Government shutdowns are bad for working families. Michigan learned that the hard way just a decade ago, when a pair of shutdowns paralyzed the state, took police off the road, and put the proverbial flashing neon sign at the state’s southern border, warning workers and job creators to stay far, far away.
It’s a dizzying 180-degree turn for a governor who just a few years ago lambasted moves by Republicans at the national level that she worried might then lead to a government shutdown. “The… Party has a wing now that’s gotten very, very active and makes threats,” she lectured, calling shutdown advocates “bold and active and destructive.”
She was right. Shutting down state government would indeed be destructive to Michigan’s comeback and grind local families’ economic progress to a screeching halt.
Since the governor’s asked us to contemplate a shutdown, let’s. The stakes are not insignificant. Michigan knows this better than most states, and we know it from not-too-distant experience under our last Democratic governor.
State employees are laid off and paychecks are delayed while economic activity across the state is impacted in an ugly chain of events. Families are forced to cancel vacation plans. Businesses around state government offices — like restaurants, bakeries, dry cleaners — watch patrons disappear. Spending slumps, which means economic activity drops, which means tax revenue goes down.
Businesses that rely on regular interaction with state government are hamstrung. The state that put the world on wheels has a tough time putting Michigan residents in new and used cars, when dealerships are unable to process registrations, tabs, and new license plates with the Secretary of State.
Job creators working to open a new business have to push the pause button if they’re unable to apply for a business or professional license — or see their applications delayed by a work stoppage.
Confidence in state government plummets during a shutdown, too, and not just among local residents. The state’s standing with credit agencies is also put at risk, impacting the way it is able to borrow, potentially raising the prices residents ultimately pay for many government spending projects. The costs to hardworking taxpayers grow.
Individuals who rely on, or frequently use, government services are acutely impacted as well. Back during the “Lost Decade,” a pair of government shutdowns threatened closing Secretary of State branch offices, shutting down state parks, shuttering the state Department of Education, closing historical sites and the Library of Michigan, limiting veterans’ services, shutting down the Department of Natural Resources, and dangerously pulling four-fifths of the Michigan State Police off the street — among many other service interruptions.

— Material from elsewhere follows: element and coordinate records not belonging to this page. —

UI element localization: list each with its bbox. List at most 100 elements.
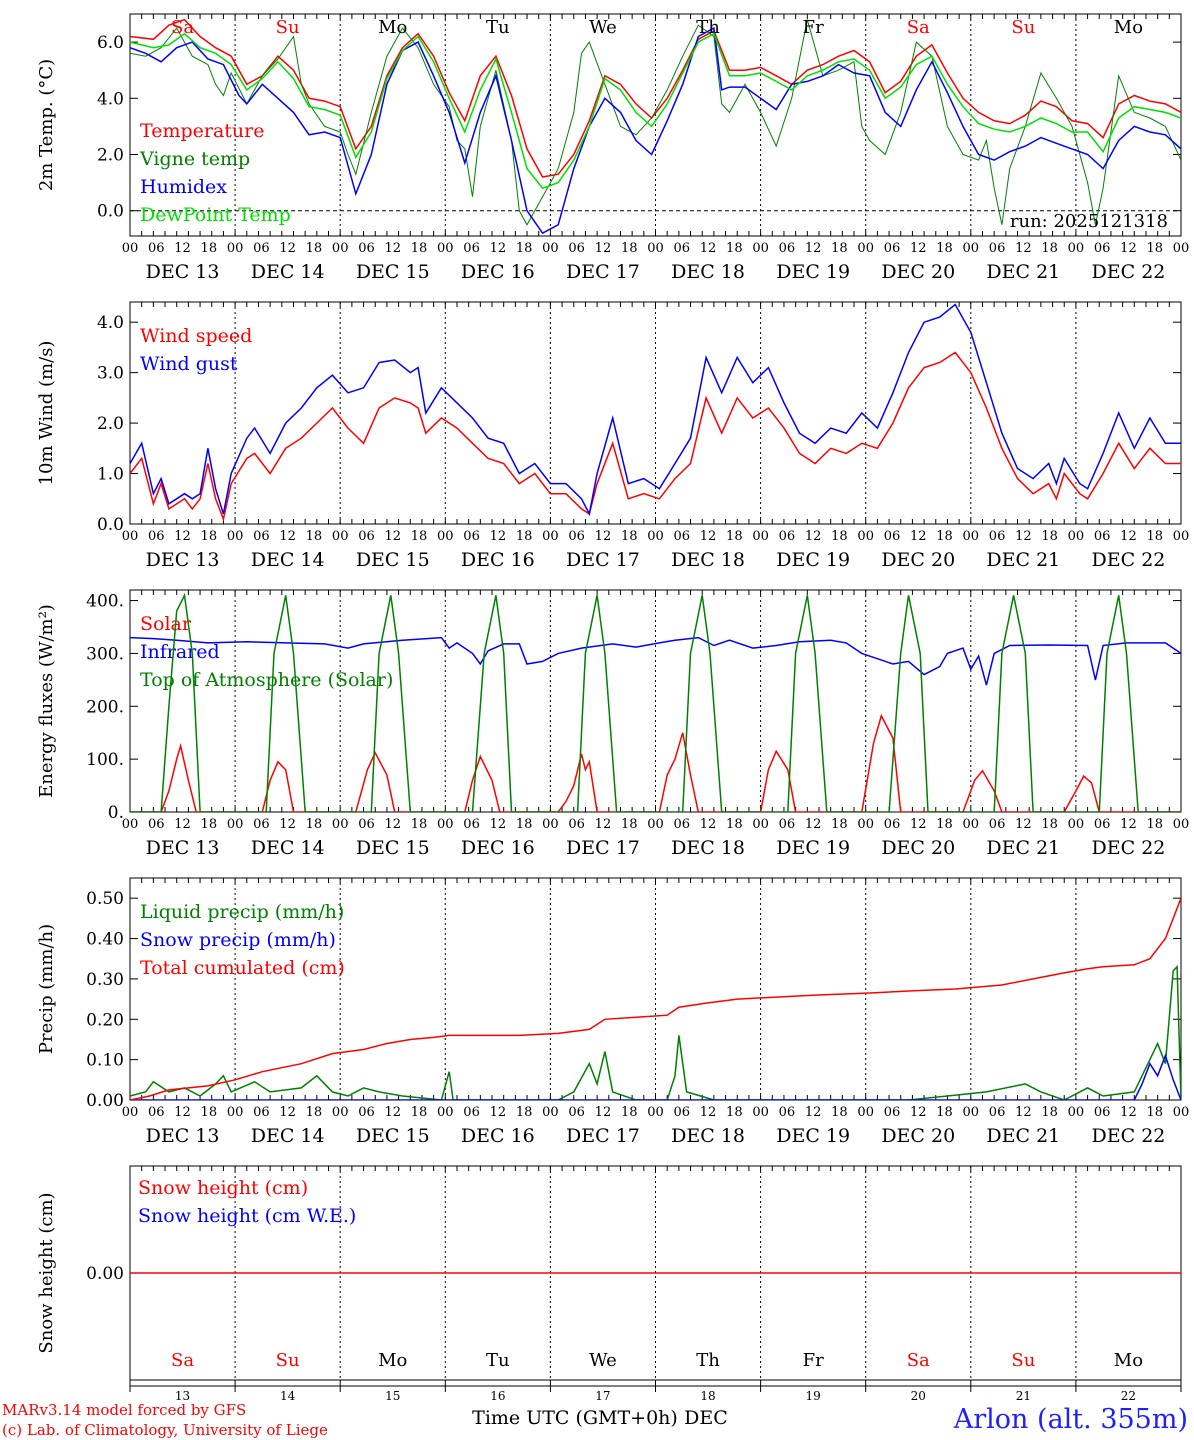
x-hour-tick-label: 06 xyxy=(674,1105,691,1120)
x-hour-tick-label: 06 xyxy=(253,1105,270,1120)
x-hour-tick-label: 00 xyxy=(227,529,244,544)
y-tick-label: 0.10 xyxy=(86,1051,124,1071)
legend-entry: Snow height (cm W.E.) xyxy=(138,1205,356,1227)
x-hour-tick-label: 12 xyxy=(1015,241,1032,256)
x-hour-tick-label: 18 xyxy=(516,817,533,832)
x-date-label: DEC 16 xyxy=(461,837,535,859)
y-tick-label: 100. xyxy=(86,750,124,770)
x-hour-tick-label: 00 xyxy=(752,1105,769,1120)
x-hour-tick-label: 00 xyxy=(332,1105,349,1120)
x-hour-tick-label: 00 xyxy=(857,1105,874,1120)
x-date-label: DEC 18 xyxy=(671,837,745,859)
day-of-week-label: Fr xyxy=(803,1350,824,1371)
x-hour-tick-label: 06 xyxy=(674,241,691,256)
x-hour-tick-label: 00 xyxy=(437,817,454,832)
y-tick-label: 3.0 xyxy=(97,364,124,384)
series-line-liquid-precip-mm-h- xyxy=(130,965,1181,1100)
x-hour-tick-label: 00 xyxy=(332,529,349,544)
x-date-label: DEC 17 xyxy=(566,1125,640,1147)
x-hour-tick-label: 00 xyxy=(1068,241,1085,256)
x-hour-tick-label: 00 xyxy=(122,817,139,832)
x-hour-tick-label: 00 xyxy=(542,529,559,544)
x-date-label: DEC 20 xyxy=(881,1125,955,1147)
day-of-week-label: Sa xyxy=(907,1350,930,1371)
x-date-label: DEC 20 xyxy=(881,261,955,283)
x-hour-tick-label: 06 xyxy=(989,817,1006,832)
x-hour-tick-label: 12 xyxy=(595,1105,612,1120)
x-date-label: DEC 14 xyxy=(251,837,325,859)
x-hour-tick-label: 18 xyxy=(516,529,533,544)
x-hour-tick-label: 06 xyxy=(989,241,1006,256)
legend-entry: DewPoint Temp xyxy=(140,204,291,226)
y-tick-label: 200. xyxy=(86,697,124,717)
y-axis-label: Precip (mm/h) xyxy=(36,924,57,1054)
chart-panel-5: 0.00 Snow height (cm) Snow height (cm) Snow… xyxy=(36,1165,1182,1381)
x-hour-tick-label: 18 xyxy=(201,241,218,256)
x-hour-tick-label: 00 xyxy=(647,529,664,544)
chart-panel-3: 0. 100. 200. 300. 400. Energy fluxes (W/m²) So… xyxy=(36,589,1189,859)
x-axis-title: Time UTC (GMT+0h) xyxy=(472,1407,678,1429)
x-hour-tick-label: 18 xyxy=(1146,817,1163,832)
x-hour-tick-label: 06 xyxy=(148,241,165,256)
y-axis-label: Snow height (cm) xyxy=(36,1192,57,1353)
series-line-vigne-temp xyxy=(130,19,1181,226)
x-hour-tick-label: 00 xyxy=(437,1105,454,1120)
x-hour-tick-label: 06 xyxy=(463,529,480,544)
x-hour-tick-label: 18 xyxy=(726,817,743,832)
x-hour-tick-label: 06 xyxy=(148,529,165,544)
x-hour-tick-label: 00 xyxy=(542,1105,559,1120)
x-hour-tick-label: 18 xyxy=(1146,1105,1163,1120)
series-line-wind-gust xyxy=(130,303,1181,517)
x-date-label: DEC 18 xyxy=(671,549,745,571)
y-tick-label: 0.50 xyxy=(86,889,124,909)
x-hour-tick-label: 06 xyxy=(1094,817,1111,832)
lab-credit: (c) Lab. of Climatology, University of L… xyxy=(2,1421,328,1439)
x-date-label: DEC 19 xyxy=(776,837,850,859)
x-hour-tick-label: 12 xyxy=(279,241,296,256)
x-hour-tick-label: 12 xyxy=(910,529,927,544)
x-hour-tick-label: 12 xyxy=(279,529,296,544)
x-hour-tick-label: 12 xyxy=(1120,529,1137,544)
day-of-week-label: Fr xyxy=(803,17,824,38)
day-of-week-label: Tu xyxy=(486,1350,510,1371)
x-date-label: DEC 19 xyxy=(776,1125,850,1147)
x-hour-tick-label: 12 xyxy=(700,241,717,256)
day-of-week-label: We xyxy=(589,1350,617,1371)
x-hour-tick-label: 18 xyxy=(516,241,533,256)
x-date-label: DEC 18 xyxy=(671,261,745,283)
day-number-label: 21 xyxy=(1016,1389,1031,1403)
y-tick-label: 2.0 xyxy=(97,146,124,166)
x-hour-tick-label: 06 xyxy=(568,817,585,832)
footer: MARv3.14 model forced by GFS (c) Lab. of … xyxy=(2,1401,1188,1439)
y-tick-label: 0. xyxy=(108,803,124,823)
x-date-label: DEC 13 xyxy=(146,837,220,859)
x-hour-tick-label: 06 xyxy=(674,529,691,544)
x-hour-tick-label: 12 xyxy=(1015,817,1032,832)
x-hour-tick-label: 18 xyxy=(936,529,953,544)
x-hour-tick-label: 12 xyxy=(490,1105,507,1120)
day-of-week-label: Sa xyxy=(907,17,930,38)
legend-entry: Snow height (cm) xyxy=(138,1177,308,1199)
y-axis-label: 10m Wind (m/s) xyxy=(36,341,57,486)
x-date-label: DEC 21 xyxy=(986,837,1060,859)
x-hour-tick-label: 12 xyxy=(384,529,401,544)
x-hour-tick-label: 12 xyxy=(279,817,296,832)
y-tick-label: 0.0 xyxy=(97,202,124,222)
x-hour-tick-label: 18 xyxy=(1146,529,1163,544)
x-hour-tick-label: 18 xyxy=(1041,1105,1058,1120)
x-hour-tick-label: 06 xyxy=(463,817,480,832)
x-hour-tick-label: 00 xyxy=(1068,1105,1085,1120)
run-label: run: 2025121318 xyxy=(1010,211,1168,232)
x-hour-tick-label: 12 xyxy=(490,817,507,832)
x-hour-tick-label: 18 xyxy=(411,529,428,544)
x-hour-tick-label: 06 xyxy=(989,529,1006,544)
y-tick-label: 0.00 xyxy=(86,1264,124,1284)
x-hour-tick-label: 18 xyxy=(936,817,953,832)
legend-entry: Humidex xyxy=(140,176,227,198)
x-hour-tick-label: 12 xyxy=(384,817,401,832)
x-date-label: DEC 15 xyxy=(356,549,430,571)
x-date-label: DEC 15 xyxy=(356,837,430,859)
x-hour-tick-label: 18 xyxy=(1041,241,1058,256)
x-hour-tick-label: 12 xyxy=(1120,241,1137,256)
x-date-label: DEC 13 xyxy=(146,549,220,571)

According to media reports at the time, 35,000 of the state’s then-53,000 employees were laid off. That created additional cascading damage. UAW Local 6000 filed 16,000 individual grievances, while the MSEA union publicly threatened legal action. Workers were focused on fighting the state in court, instead of delivering on state projects and investments.
The kicker? Government shutdowns delay road construction projects, too.
Voters elected the governor to fix the roads, not to let them fall into further disrepair. Voters expect the Governor to get the job down, not throw temper tantrums. They expect no excuses. And they don’t expect to pay an additional 45 cents at the gas pump.
Michigan deserves better than another shutdown and no solutions due to failed leadership by the governor.
Greg McNeilly is president of the Michigan Freedom Fund.